I just completed assessing melody composition projects and accompanying critical analyses submitted by students in my Music Theory I class. The students worked in small groups to learn content-related information necessary for completion of the project, then applied his/her learning in composing a children's "learning" song (similar to that of the "ABCs" song) for a self-selected learning topic (such as days of the week, oceans, months, planets, etc.). They worked for 2 weeks composing, sharing their efforts both with myself and their learning group throughout the time period, revising their compositions, and sharing again. Final projects were taught to the class by the composers, with written critical analyses posted along with the melodies to a class website for all to review and comment.

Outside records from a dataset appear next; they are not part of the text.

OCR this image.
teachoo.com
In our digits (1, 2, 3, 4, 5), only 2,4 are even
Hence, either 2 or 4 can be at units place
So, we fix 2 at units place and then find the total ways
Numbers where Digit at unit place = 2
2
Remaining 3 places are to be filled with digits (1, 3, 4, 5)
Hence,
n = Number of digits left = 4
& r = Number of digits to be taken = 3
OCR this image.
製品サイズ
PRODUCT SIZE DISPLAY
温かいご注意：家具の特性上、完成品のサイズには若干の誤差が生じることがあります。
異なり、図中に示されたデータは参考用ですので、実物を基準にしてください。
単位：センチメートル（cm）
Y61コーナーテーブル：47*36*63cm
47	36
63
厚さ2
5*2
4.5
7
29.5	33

For the first time that I can recall, the project assessment process was actually enjoyable for me, and I hope valuable for students. No grades were assigned, no rubrics, no points, no percentages (thank you Joe Bower). Rather, I evaluated each melody and analysis in a narrative manner, then met individually with each student to discuss their projects.
The individual meetings allowed me to express my thoughts and offer suggestions, but also helped me to better understand each students' thinking and considerations for the decisions made. In short, our assessment meetings opened a dialog between teacher and student, a conduit for growth and thinking, and established a connection with my students that I haven't experienced previously. Each conversation was different, unique, allowing us explore new creative approaches and possibilities, and to better understand the consequences of certain decisions. Our conversations also gave me the chance to fill in any gaps in student understanding that arose or were exhibited. In short, this assessment approach offered specific, direct, and meaningful feedback to each student in a way that assigning a grade or providing written comments alone cannot offer.
Yes, a grade could be assigned to each project in addition the student-teacher dialog, but what would be the value in doing so? If the personal assessment already shared through dialog with the student gives the feedback necessary to help the student develop and learn in the future, what added value does placing a number or letter on an assignment have? Grading only serves to make the learning process more competitive and potentially destructive, as students compare their scores with their peers and against an arbitrary measure of learning, and quite likely would stifle individual creativity as students strive to meet a singular view of what is "good."
Instead, unfettered by grades or creative expectations, my students shared some wonderfully creative compositions that were clearly effective and memorable. And, I am very pleased to say, not one student asked what grade they received for their project.
Admittedly, I put forth much more effort and devoted significantly more time to assessing each project in this manner, but the benefit in doing so is potentially greater student learning, creativity, responsibility, and growth. I will use this assessment approach again.